The event had not cured him of hope for his old student. He remembered the look on the young Kardus’s face whenever he arrived at the inn with another scroll. How he loved that eagerness.
He remembered introducing Kardus to his friends.
He remembered introducing Kardus to Portia.
Polonus watched the twitching Kardus. That was the one thing he wished with all his heart he hadn’t done. Antenor had warned him, and he did not listen. For by then, things had changed with Kardus.

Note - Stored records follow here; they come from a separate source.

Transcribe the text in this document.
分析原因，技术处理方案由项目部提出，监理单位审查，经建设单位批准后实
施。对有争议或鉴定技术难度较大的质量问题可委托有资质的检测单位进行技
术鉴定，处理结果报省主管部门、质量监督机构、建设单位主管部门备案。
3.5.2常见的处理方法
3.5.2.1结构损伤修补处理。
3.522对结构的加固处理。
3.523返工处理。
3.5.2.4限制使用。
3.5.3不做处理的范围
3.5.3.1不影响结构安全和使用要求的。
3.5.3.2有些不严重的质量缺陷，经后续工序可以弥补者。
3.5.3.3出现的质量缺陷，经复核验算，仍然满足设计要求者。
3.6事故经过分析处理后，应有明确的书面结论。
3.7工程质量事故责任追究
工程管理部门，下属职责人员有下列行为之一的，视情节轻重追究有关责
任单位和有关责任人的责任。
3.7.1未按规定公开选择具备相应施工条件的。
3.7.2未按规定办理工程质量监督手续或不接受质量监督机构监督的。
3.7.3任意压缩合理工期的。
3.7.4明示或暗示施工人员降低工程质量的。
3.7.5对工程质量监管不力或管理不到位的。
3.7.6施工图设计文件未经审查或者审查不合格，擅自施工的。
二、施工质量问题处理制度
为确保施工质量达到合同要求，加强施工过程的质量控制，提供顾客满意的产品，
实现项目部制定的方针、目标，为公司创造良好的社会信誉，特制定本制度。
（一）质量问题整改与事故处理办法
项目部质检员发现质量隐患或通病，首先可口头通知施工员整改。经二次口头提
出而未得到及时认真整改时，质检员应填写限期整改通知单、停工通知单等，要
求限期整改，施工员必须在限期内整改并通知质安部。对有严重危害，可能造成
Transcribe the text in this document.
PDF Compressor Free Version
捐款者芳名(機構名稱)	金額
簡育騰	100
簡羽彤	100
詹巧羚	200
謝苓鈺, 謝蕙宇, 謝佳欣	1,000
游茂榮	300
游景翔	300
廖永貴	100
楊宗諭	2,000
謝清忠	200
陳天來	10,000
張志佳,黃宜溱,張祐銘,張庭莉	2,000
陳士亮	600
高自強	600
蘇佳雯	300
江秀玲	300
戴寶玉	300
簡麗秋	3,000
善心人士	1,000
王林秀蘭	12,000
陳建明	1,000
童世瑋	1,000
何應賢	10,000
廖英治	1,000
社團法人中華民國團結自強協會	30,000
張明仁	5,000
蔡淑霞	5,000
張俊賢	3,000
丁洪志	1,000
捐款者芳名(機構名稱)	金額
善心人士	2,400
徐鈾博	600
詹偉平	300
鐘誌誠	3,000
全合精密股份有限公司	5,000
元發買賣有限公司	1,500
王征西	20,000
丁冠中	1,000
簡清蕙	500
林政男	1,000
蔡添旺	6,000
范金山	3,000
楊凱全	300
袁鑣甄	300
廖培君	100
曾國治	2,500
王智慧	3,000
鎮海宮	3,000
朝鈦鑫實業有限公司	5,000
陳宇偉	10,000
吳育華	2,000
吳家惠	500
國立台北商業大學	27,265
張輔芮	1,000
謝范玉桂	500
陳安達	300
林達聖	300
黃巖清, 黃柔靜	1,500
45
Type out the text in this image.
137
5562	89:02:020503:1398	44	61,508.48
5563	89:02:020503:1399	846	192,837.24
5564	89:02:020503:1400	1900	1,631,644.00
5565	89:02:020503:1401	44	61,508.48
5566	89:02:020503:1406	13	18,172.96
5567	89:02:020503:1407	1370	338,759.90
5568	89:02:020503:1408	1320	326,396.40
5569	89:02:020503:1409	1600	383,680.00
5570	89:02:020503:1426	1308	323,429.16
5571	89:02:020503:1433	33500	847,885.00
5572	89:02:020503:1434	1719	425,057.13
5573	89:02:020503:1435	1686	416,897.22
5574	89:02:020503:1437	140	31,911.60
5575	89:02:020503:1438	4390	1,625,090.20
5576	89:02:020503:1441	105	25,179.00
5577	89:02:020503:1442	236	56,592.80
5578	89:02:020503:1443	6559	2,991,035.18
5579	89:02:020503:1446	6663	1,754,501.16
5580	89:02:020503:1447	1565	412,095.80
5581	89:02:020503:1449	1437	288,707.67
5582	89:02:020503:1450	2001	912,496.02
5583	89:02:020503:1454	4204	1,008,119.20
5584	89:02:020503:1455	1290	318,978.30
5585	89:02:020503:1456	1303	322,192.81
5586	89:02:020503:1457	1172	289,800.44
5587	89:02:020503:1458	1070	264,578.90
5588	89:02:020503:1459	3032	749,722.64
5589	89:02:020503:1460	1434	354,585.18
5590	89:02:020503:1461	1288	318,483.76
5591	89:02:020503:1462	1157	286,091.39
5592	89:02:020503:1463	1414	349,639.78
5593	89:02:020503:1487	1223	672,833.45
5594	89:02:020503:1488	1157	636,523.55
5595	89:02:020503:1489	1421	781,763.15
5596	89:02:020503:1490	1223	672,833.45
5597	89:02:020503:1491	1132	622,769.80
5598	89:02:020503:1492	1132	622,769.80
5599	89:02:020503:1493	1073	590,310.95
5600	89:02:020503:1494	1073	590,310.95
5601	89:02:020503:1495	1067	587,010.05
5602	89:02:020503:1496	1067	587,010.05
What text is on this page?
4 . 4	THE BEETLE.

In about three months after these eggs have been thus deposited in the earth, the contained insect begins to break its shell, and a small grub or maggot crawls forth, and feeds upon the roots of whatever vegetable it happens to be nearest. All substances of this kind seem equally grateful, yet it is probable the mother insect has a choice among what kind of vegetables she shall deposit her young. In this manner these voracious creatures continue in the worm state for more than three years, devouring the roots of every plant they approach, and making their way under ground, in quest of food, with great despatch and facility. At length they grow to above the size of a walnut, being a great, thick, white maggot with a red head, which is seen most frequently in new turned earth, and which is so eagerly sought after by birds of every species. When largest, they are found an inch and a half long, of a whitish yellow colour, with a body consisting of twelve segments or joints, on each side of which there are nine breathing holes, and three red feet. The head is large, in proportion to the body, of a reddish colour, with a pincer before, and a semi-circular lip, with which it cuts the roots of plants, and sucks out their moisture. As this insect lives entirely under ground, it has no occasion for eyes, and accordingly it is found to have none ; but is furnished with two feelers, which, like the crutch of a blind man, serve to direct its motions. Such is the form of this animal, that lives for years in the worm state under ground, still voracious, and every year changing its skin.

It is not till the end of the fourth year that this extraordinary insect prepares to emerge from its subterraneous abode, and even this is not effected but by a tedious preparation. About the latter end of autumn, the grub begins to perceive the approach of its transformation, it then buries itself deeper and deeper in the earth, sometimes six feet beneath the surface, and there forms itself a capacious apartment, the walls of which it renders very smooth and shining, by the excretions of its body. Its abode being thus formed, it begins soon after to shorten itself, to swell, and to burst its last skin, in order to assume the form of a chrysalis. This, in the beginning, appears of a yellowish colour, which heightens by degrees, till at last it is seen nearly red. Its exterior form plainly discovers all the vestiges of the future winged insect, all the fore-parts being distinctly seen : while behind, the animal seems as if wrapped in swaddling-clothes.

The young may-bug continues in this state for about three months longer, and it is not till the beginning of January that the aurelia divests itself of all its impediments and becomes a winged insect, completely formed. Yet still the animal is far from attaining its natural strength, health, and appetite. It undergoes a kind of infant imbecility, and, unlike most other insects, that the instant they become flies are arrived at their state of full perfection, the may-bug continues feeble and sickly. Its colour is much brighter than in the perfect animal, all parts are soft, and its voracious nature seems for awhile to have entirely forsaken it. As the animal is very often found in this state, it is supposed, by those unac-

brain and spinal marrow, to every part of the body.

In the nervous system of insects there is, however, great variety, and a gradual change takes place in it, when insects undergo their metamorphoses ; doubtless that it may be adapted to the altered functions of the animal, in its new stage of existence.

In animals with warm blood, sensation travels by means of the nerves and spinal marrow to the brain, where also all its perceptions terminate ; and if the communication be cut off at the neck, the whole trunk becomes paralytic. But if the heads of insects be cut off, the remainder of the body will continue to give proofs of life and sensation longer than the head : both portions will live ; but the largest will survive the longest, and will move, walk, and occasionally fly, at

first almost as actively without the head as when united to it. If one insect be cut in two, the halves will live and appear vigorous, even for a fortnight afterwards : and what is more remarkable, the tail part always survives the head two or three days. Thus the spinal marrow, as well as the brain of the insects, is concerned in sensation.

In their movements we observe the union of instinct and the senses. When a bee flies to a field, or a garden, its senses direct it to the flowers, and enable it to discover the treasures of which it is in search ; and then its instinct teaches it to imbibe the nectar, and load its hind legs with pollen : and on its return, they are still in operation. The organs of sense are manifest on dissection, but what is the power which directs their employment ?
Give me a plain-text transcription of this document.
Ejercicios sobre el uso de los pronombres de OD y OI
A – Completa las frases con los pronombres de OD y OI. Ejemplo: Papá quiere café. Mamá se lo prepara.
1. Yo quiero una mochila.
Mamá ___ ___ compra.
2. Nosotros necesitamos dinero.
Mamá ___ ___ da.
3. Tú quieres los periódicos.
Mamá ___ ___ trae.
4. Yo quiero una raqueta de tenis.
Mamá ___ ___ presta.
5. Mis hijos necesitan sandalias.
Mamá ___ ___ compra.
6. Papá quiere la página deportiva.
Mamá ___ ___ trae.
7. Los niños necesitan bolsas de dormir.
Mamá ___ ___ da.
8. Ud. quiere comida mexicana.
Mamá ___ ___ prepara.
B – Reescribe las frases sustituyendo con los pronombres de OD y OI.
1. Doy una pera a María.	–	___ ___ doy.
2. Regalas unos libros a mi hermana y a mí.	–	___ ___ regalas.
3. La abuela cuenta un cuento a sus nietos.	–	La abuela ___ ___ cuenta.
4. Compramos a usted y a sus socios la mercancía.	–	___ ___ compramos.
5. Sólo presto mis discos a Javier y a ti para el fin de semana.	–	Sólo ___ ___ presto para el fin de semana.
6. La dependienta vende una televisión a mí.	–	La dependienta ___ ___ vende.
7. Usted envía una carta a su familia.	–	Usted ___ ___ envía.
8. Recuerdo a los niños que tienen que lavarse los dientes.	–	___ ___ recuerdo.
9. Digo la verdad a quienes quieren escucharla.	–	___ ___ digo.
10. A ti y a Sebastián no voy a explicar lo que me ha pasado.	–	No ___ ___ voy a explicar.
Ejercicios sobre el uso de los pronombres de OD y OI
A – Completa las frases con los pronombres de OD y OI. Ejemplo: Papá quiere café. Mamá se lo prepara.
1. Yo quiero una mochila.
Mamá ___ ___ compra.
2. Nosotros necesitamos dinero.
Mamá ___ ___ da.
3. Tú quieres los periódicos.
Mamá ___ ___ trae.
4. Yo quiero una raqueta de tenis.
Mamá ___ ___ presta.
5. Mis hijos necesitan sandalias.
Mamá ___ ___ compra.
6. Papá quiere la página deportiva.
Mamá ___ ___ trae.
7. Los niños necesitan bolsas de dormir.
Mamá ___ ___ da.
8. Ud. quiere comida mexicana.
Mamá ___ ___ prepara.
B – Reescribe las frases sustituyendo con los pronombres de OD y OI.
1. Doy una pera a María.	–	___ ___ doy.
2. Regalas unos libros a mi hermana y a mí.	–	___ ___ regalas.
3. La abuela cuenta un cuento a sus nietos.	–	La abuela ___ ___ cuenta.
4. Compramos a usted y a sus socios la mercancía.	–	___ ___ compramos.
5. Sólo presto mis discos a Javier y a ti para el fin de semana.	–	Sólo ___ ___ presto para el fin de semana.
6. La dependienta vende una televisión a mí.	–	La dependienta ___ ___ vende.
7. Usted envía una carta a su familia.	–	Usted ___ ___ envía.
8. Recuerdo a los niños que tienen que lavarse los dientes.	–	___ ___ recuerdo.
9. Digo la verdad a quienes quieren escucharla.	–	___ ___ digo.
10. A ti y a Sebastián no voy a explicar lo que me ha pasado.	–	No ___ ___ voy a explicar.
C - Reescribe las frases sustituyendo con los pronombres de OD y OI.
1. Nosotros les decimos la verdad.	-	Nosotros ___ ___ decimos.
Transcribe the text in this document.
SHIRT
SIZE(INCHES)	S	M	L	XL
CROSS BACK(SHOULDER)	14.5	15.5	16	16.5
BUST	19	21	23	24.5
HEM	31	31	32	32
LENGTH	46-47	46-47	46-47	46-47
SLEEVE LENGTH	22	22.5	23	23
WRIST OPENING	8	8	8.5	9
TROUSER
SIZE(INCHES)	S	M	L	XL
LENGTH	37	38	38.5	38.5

The schoolboy became a young man, and the young man grew . . . tiresome. He was brilliant, and he knew it. He was bloated with his gifts. He had a startling acumen for battle strategies and tactics; he could pick up an entire language in the time it took Polonus to read a book. At the age of twenty, he was fluent in Greek, Latin, at least one form of Persian, and Parthian.
Was it his own fault Kardus ended up the way he did?
In the beginning, Polonus had to work against the negative forces at the inn, the boy’s mother in particular. She was a viciously strange woman, furious with Kardus for learning from Polonus, malevolent with the father for allowing it. The child had a nervous habit then, always blinking his wide eyes, except when he forgot himself in the salvation of education. The blinking never failed to go away then, and Polonus knew he had to handle this child carefully. He was careful to praise him lavishly for any accomplishment, careful to employ positive forces to counter all the negative forces that had borne down on the child ever since that shrew gave birth to him.